Based on dzsuz87's answer, which in turn was based on garyjohn's answer (credit to both!), I thought it would be good to add an actual histogram to the output, in order to more easily visualize the results if there is a large range of file sizes.
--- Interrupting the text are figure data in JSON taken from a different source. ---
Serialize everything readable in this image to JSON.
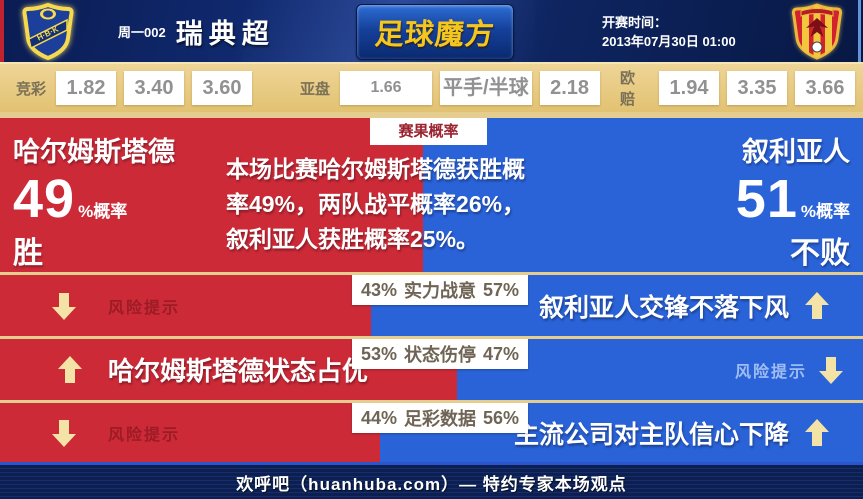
{
  "header": {
    "match_code": "周一002",
    "league": "瑞典超",
    "logo_text": "足球魔方",
    "kickoff_label": "开赛时间：",
    "kickoff_time": "2013年07月30日 01:00",
    "home_badge_icon": "halmstads-crest",
    "away_badge_icon": "syrianska-crest"
  },
  "odds_bar": {
    "groups": [
      {
        "label": "竞彩",
        "values": [
          "1.82",
          "3.40",
          "3.60"
        ]
      },
      {
        "label": "亚盘",
        "values": [
          "1.66",
          "平手/半球",
          "2.18"
        ]
      },
      {
        "label": "欧赔",
        "values": [
          "1.94",
          "3.35",
          "3.66"
        ]
      }
    ]
  },
  "result_section": {
    "badge": "赛果概率",
    "home": {
      "name": "哈尔姆斯塔德",
      "percent": "49",
      "suffix": "%概率",
      "outcome": "胜",
      "width": 49
    },
    "away": {
      "name": "叙利亚人",
      "percent": "51",
      "suffix": "%概率",
      "outcome": "不败",
      "width": 51
    },
    "summary": "本场比赛哈尔姆斯塔德获胜概率49%，两队战平概率26%，叙利亚人获胜概率25%。"
  },
  "factor_rows": [
    {
      "home_pct": "43%",
      "name": "实力战意",
      "away_pct": "57%",
      "home_width": 43,
      "message": "叙利亚人交锋不落下风",
      "message_side": "away",
      "message_arrow": "up-arrow",
      "risk_label": "风险提示",
      "risk_side": "home",
      "risk_arrow": "down-arrow"
    },
    {
      "home_pct": "53%",
      "name": "状态伤停",
      "away_pct": "47%",
      "home_width": 53,
      "message": "哈尔姆斯塔德状态占优",
      "message_side": "home",
      "message_arrow": "up-arrow",
      "risk_label": "风险提示",
      "risk_side": "away",
      "risk_arrow": "down-arrow"
    },
    {
      "home_pct": "44%",
      "name": "足彩数据",
      "away_pct": "56%",
      "home_width": 44,
      "message": "主流公司对主队信心下降",
      "message_side": "away",
      "message_arrow": "up-arrow",
      "risk_label": "风险提示",
      "risk_side": "home",
      "risk_arrow": "down-arrow"
    }
  ],
  "footer": {
    "text": "欢呼吧（huanhuba.com）— 特约专家本场观点"
  },
  "colors": {
    "home_red": "#cd2a38",
    "away_blue": "#2a62d8",
    "gold_bar": "#e7cc87",
    "arrow_gold": "#f3e3a6",
    "header_navy": "#10296e",
    "risk_red_text": "#9c1c26"
  }
}
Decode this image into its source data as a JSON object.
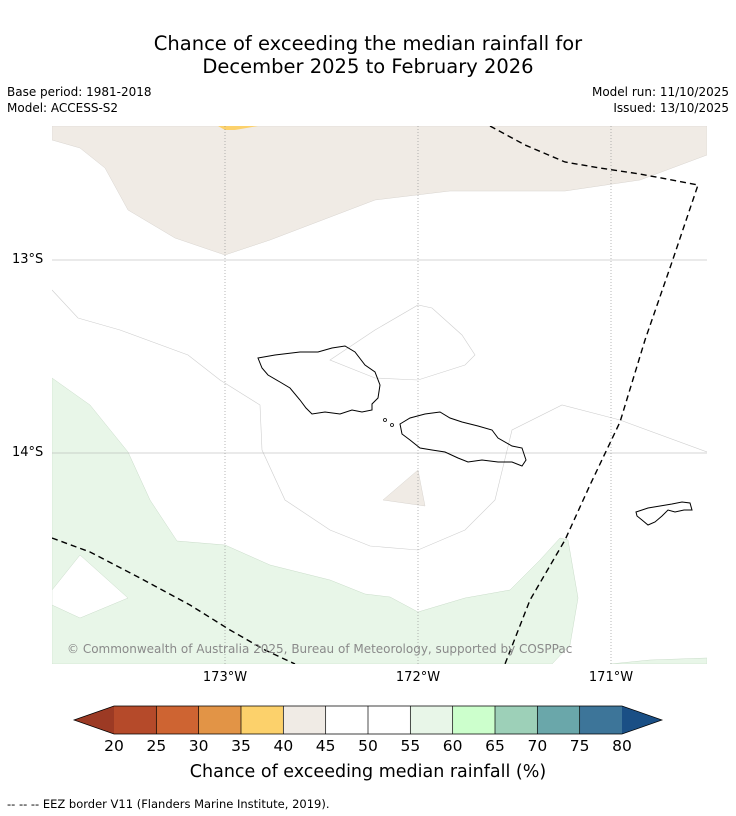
{
  "title_line1": "Chance of exceeding the median rainfall for",
  "title_line2": "December 2025 to February 2026",
  "base_period": "Base period: 1981-2018",
  "model": "Model: ACCESS-S2",
  "model_run": "Model run: 11/10/2025",
  "issued": "Issued: 13/10/2025",
  "lat_labels": [
    "13°S",
    "14°S"
  ],
  "lon_labels": [
    "173°W",
    "172°W",
    "171°W"
  ],
  "copyright": "© Commonwealth of Australia 2025, Bureau of Meteorology, supported by COSPPac",
  "colorbar": {
    "ticks": [
      "20",
      "25",
      "30",
      "35",
      "40",
      "45",
      "50",
      "55",
      "60",
      "65",
      "70",
      "75",
      "80"
    ],
    "colors": [
      "#9c3a24",
      "#b54a2a",
      "#ce6432",
      "#e29446",
      "#fcd16b",
      "#f0ebe5",
      "#ffffff",
      "#ffffff",
      "#e8f6e8",
      "#ccffcc",
      "#9dd0b8",
      "#6aa7aa",
      "#3d7599",
      "#1a4f85"
    ],
    "label": "Chance of exceeding median rainfall (%)"
  },
  "footnote": "--  --  -- EEZ border V11 (Flanders Marine Institute, 2019).",
  "legend_colors": {
    "beige_40_45": "#f0ebe5",
    "light_green_55_60": "#e8f6e8",
    "orange_35_40": "#fcd16b"
  }
}
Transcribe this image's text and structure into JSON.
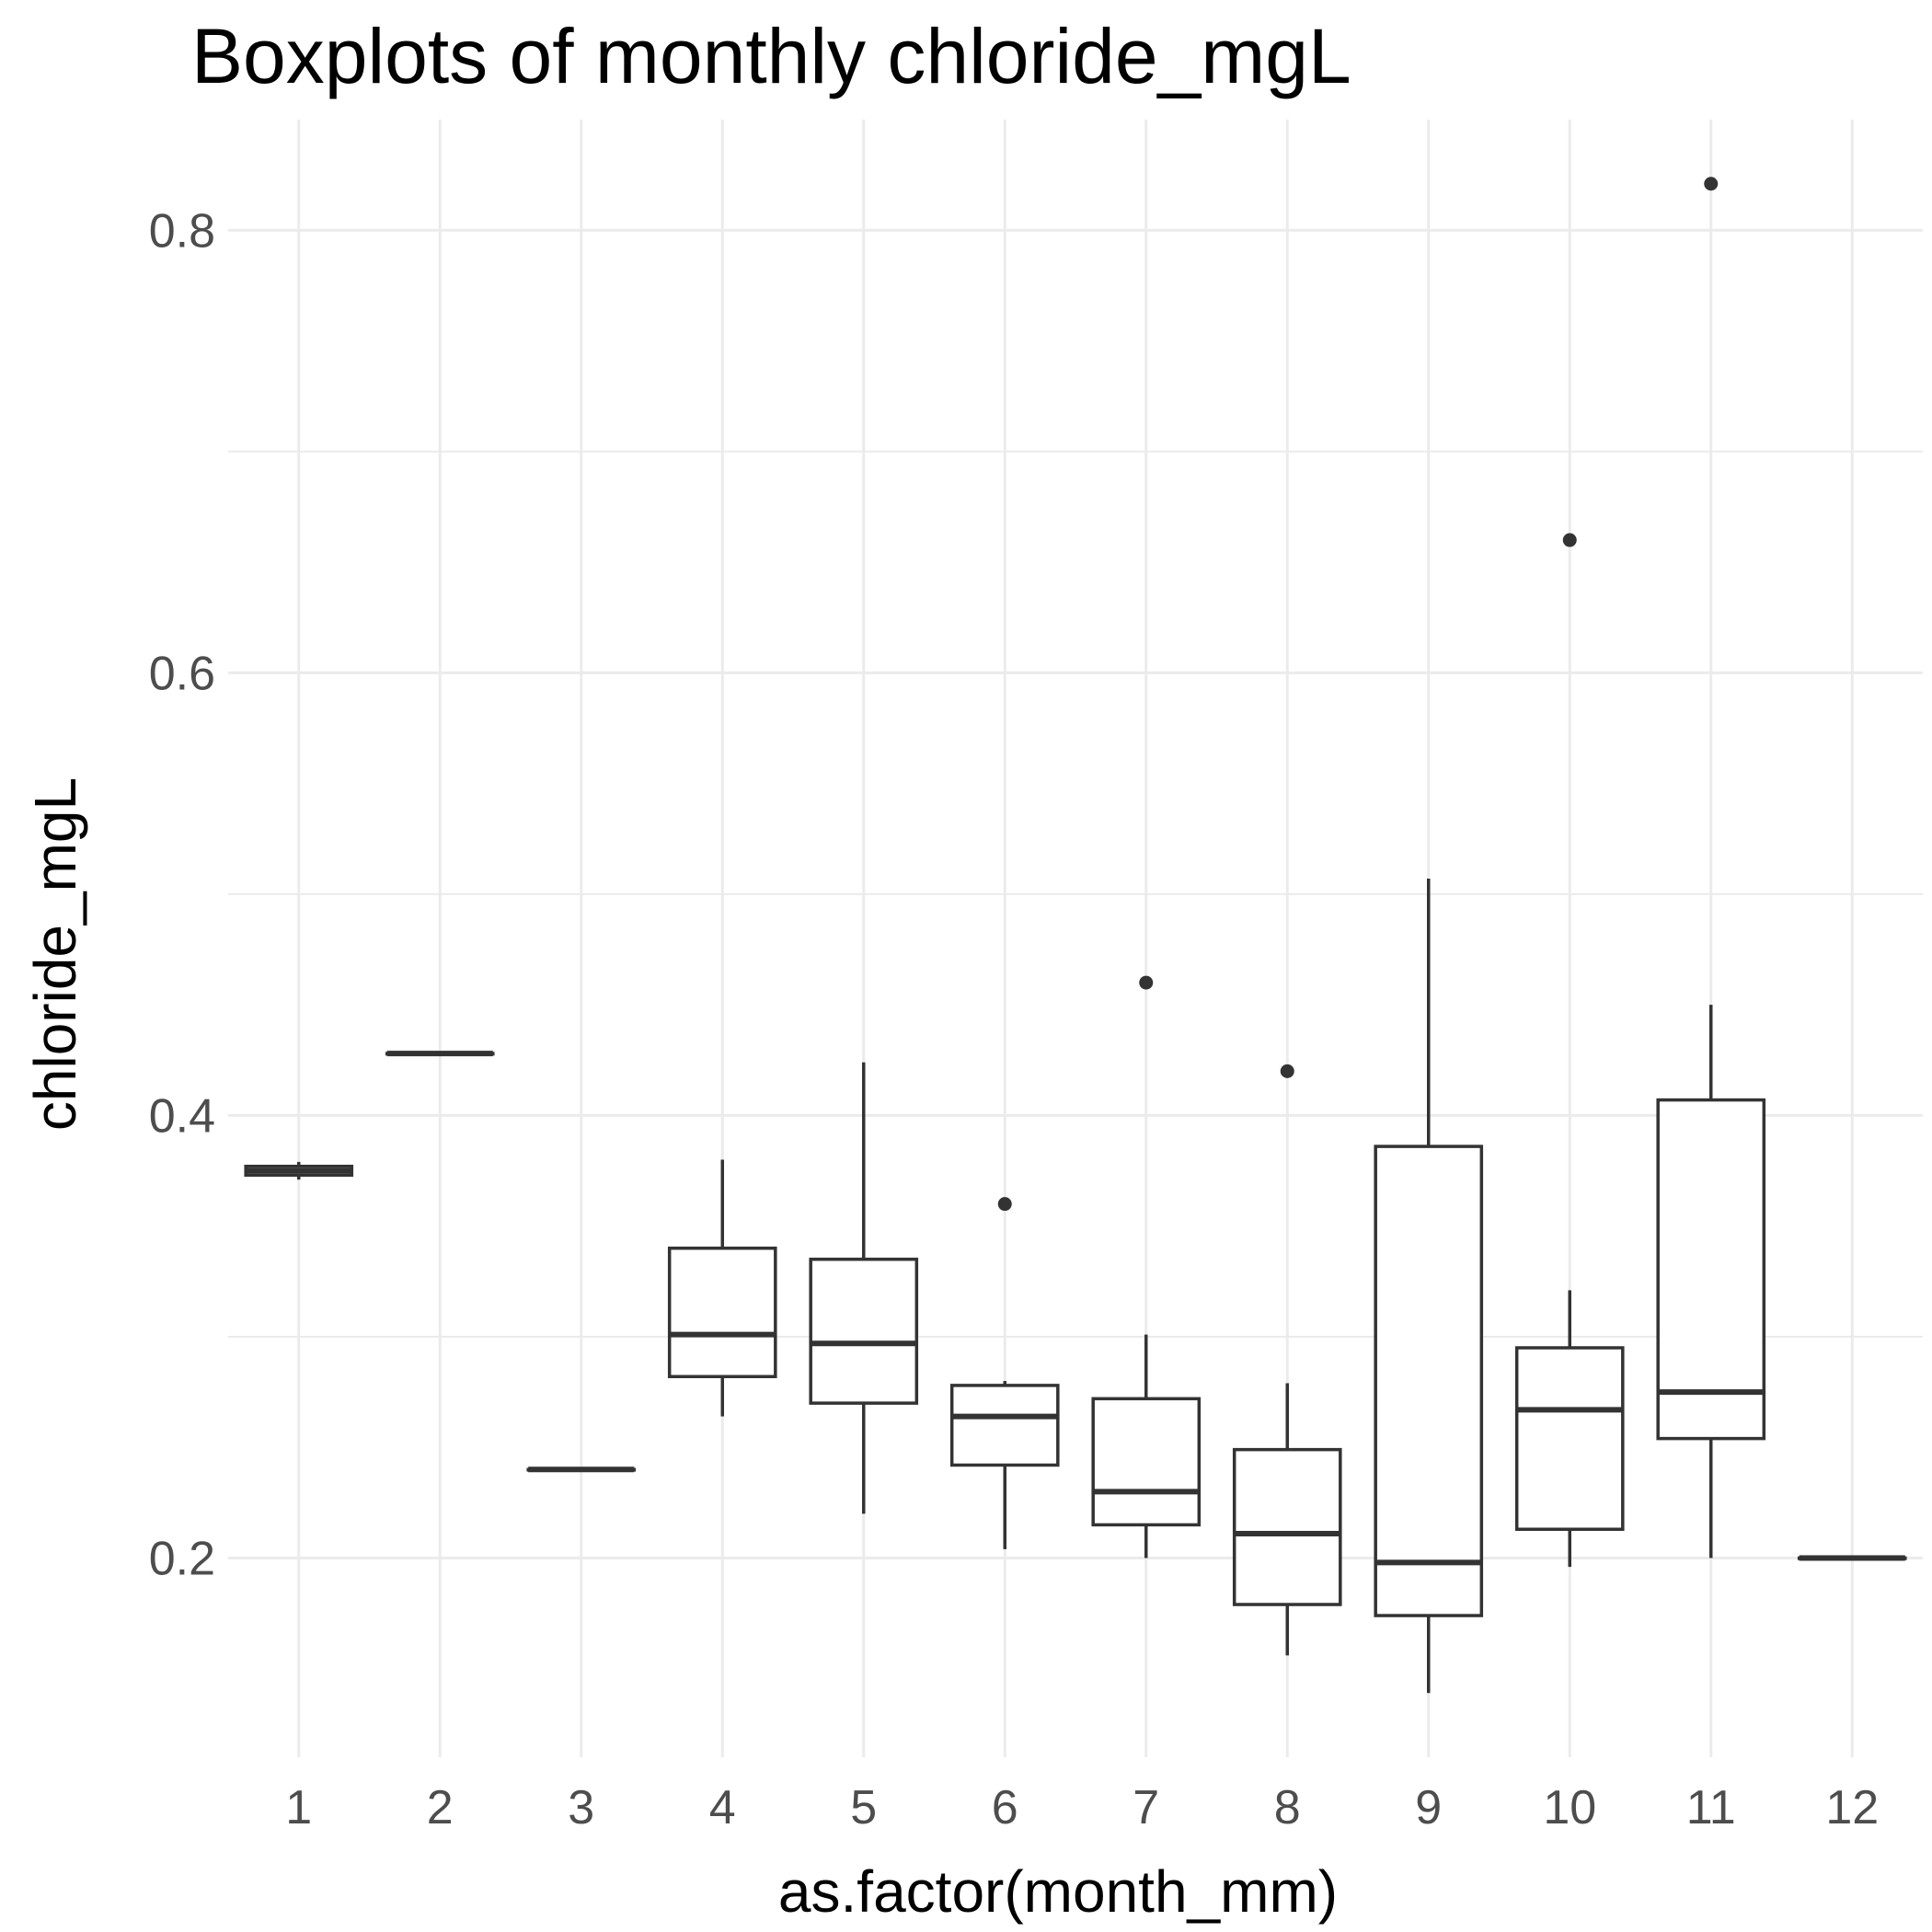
{
  "chart_data": {
    "type": "boxplot",
    "title": "Boxplots of monthly chloride_mgL",
    "xlabel": "as.factor(month_mm)",
    "ylabel": "chloride_mgL",
    "categories": [
      "1",
      "2",
      "3",
      "4",
      "5",
      "6",
      "7",
      "8",
      "9",
      "10",
      "11",
      "12"
    ],
    "ylim": [
      0.11,
      0.85
    ],
    "yticks": [
      0.2,
      0.4,
      0.6,
      0.8
    ],
    "ytick_labels": [
      "0.2",
      "0.4",
      "0.6",
      "0.8"
    ],
    "grid": true,
    "boxes": [
      {
        "category": "1",
        "whisker_low": 0.371,
        "q1": 0.373,
        "median": 0.375,
        "q3": 0.377,
        "whisker_high": 0.379,
        "outliers": []
      },
      {
        "category": "2",
        "whisker_low": 0.428,
        "q1": 0.428,
        "median": 0.428,
        "q3": 0.428,
        "whisker_high": 0.428,
        "outliers": []
      },
      {
        "category": "3",
        "whisker_low": 0.24,
        "q1": 0.24,
        "median": 0.24,
        "q3": 0.24,
        "whisker_high": 0.24,
        "outliers": []
      },
      {
        "category": "4",
        "whisker_low": 0.264,
        "q1": 0.282,
        "median": 0.301,
        "q3": 0.34,
        "whisker_high": 0.38,
        "outliers": []
      },
      {
        "category": "5",
        "whisker_low": 0.22,
        "q1": 0.27,
        "median": 0.297,
        "q3": 0.335,
        "whisker_high": 0.424,
        "outliers": []
      },
      {
        "category": "6",
        "whisker_low": 0.204,
        "q1": 0.242,
        "median": 0.264,
        "q3": 0.278,
        "whisker_high": 0.28,
        "outliers": [
          0.36
        ]
      },
      {
        "category": "7",
        "whisker_low": 0.2,
        "q1": 0.215,
        "median": 0.23,
        "q3": 0.272,
        "whisker_high": 0.301,
        "outliers": [
          0.46
        ]
      },
      {
        "category": "8",
        "whisker_low": 0.156,
        "q1": 0.179,
        "median": 0.211,
        "q3": 0.249,
        "whisker_high": 0.279,
        "outliers": [
          0.42
        ]
      },
      {
        "category": "9",
        "whisker_low": 0.139,
        "q1": 0.174,
        "median": 0.198,
        "q3": 0.386,
        "whisker_high": 0.507,
        "outliers": []
      },
      {
        "category": "10",
        "whisker_low": 0.196,
        "q1": 0.213,
        "median": 0.267,
        "q3": 0.295,
        "whisker_high": 0.321,
        "outliers": [
          0.66
        ]
      },
      {
        "category": "11",
        "whisker_low": 0.2,
        "q1": 0.254,
        "median": 0.275,
        "q3": 0.407,
        "whisker_high": 0.45,
        "outliers": [
          0.821
        ]
      },
      {
        "category": "12",
        "whisker_low": 0.2,
        "q1": 0.2,
        "median": 0.2,
        "q3": 0.2,
        "whisker_high": 0.2,
        "outliers": []
      }
    ],
    "colors": {
      "box_stroke": "#333333",
      "box_fill": "#ffffff",
      "grid": "#ebebeb",
      "tick_text": "#4d4d4d",
      "title_text": "#000000"
    }
  }
}
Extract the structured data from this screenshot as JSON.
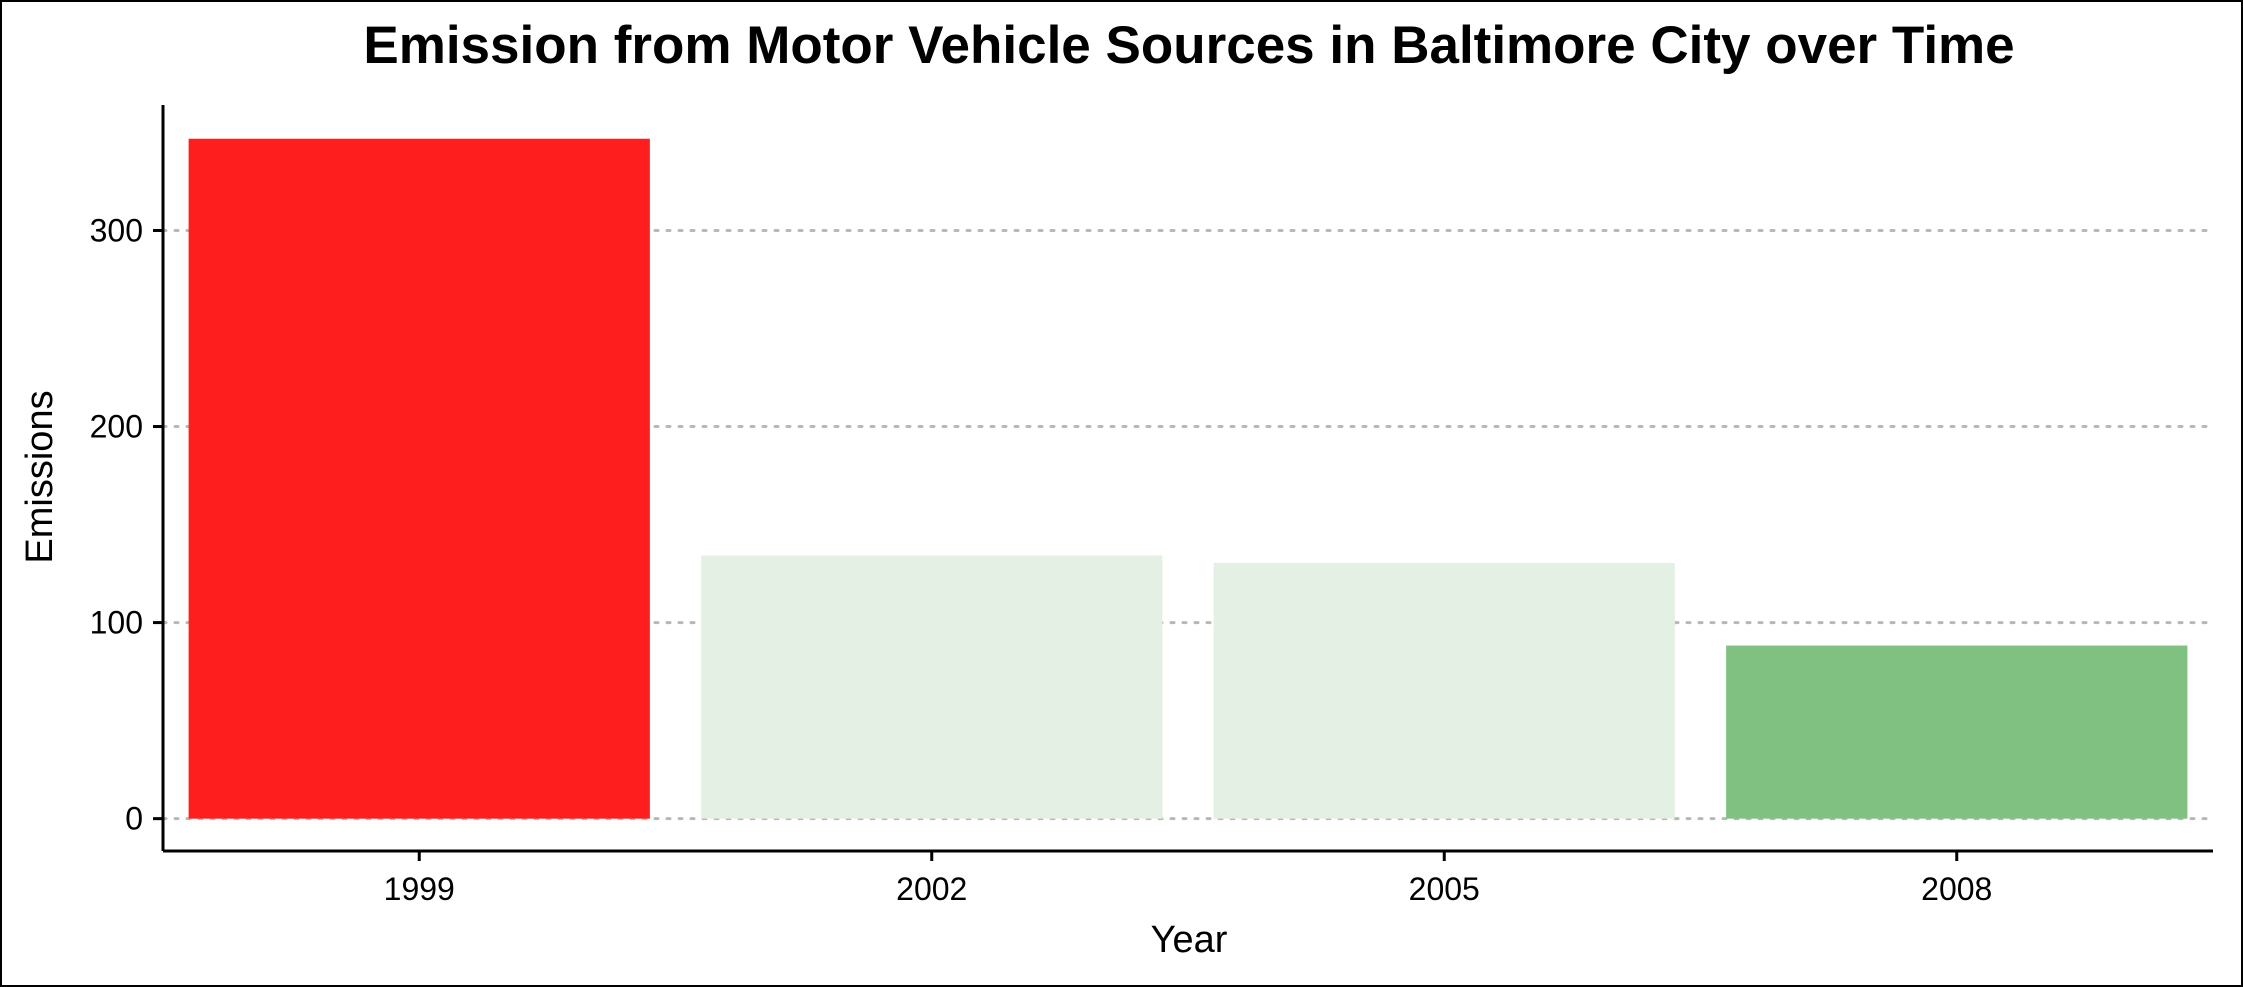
{
  "chart_data": {
    "type": "bar",
    "title": "Emission from Motor Vehicle Sources in Baltimore City over Time",
    "xlabel": "Year",
    "ylabel": "Emissions",
    "categories": [
      "1999",
      "2002",
      "2005",
      "2008"
    ],
    "values": [
      346.8,
      134.3,
      130.4,
      88.3
    ],
    "bar_colors": [
      "#ff1e1e",
      "#e5f0e5",
      "#e5f0e5",
      "#80c080"
    ],
    "yticks": [
      0,
      100,
      200,
      300
    ],
    "ytick_labels": [
      "0",
      "100",
      "200",
      "300"
    ],
    "ylim": [
      -16.5,
      364
    ],
    "grid": "horizontal dotted",
    "legend": "none"
  }
}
Still effectively a one-liner, my new code looks like:
find . -type f -print0 | xargs -0 ls -l | awk '
{
n=int(log($5)/log(2));
if (n<10) { n=10; }
size[n]++
}
END {
for (i in size)
printf("%d %d\n", 2^i, size[i])
}' | sort -n | awk -v COLS=$( tput cols ) -v PAD=13 -v MAX=0 '
function human(x) {
x[1]/=1024;
if (x[1]>=1024) { x[2]++; human(x) }
}
{
if($2>MAX)MAX=$2;
a[$1]=$2
}
END {
PROCINFO["sorted_in"] = "@ind_num_asc";
for (i in a){
h[1]=i;
h[2]=0;
human(h);
bar=sprintf("%-*s", a[i]/MAX*(COLS-PAD), "");
gsub(" ", "-", bar);
printf("%3d%s: %6d %s\n", h[1], \
substr("kMGTEPYZ",h[2]+1,1), a[i], bar)
}
}'
Sample output:
1k: 505 --------
2k: 45
4k: 4609 --------------------------------------------------------------------------
8k: 2177 ----------------------------------
16k: 325 -----
32k: 642 ----------
64k: 2262 ------------------------------------
128k: 2547 ----------------------------------------
256k: 977 ---------------
512k: 434 ------
1M: 550 --------
2M: 1076 -----------------
4M: 2028 --------------------------------
8M: 2362 -------------------------------------
16M: 1814 -----------------------------
32M: 989 ---------------
64M: 366 -----
128M: 86 -
256M: 16
512M: 1
Note this does require gawk and not just regular awk, and uses tput to collect the size of your terminal in order to scale the histogram.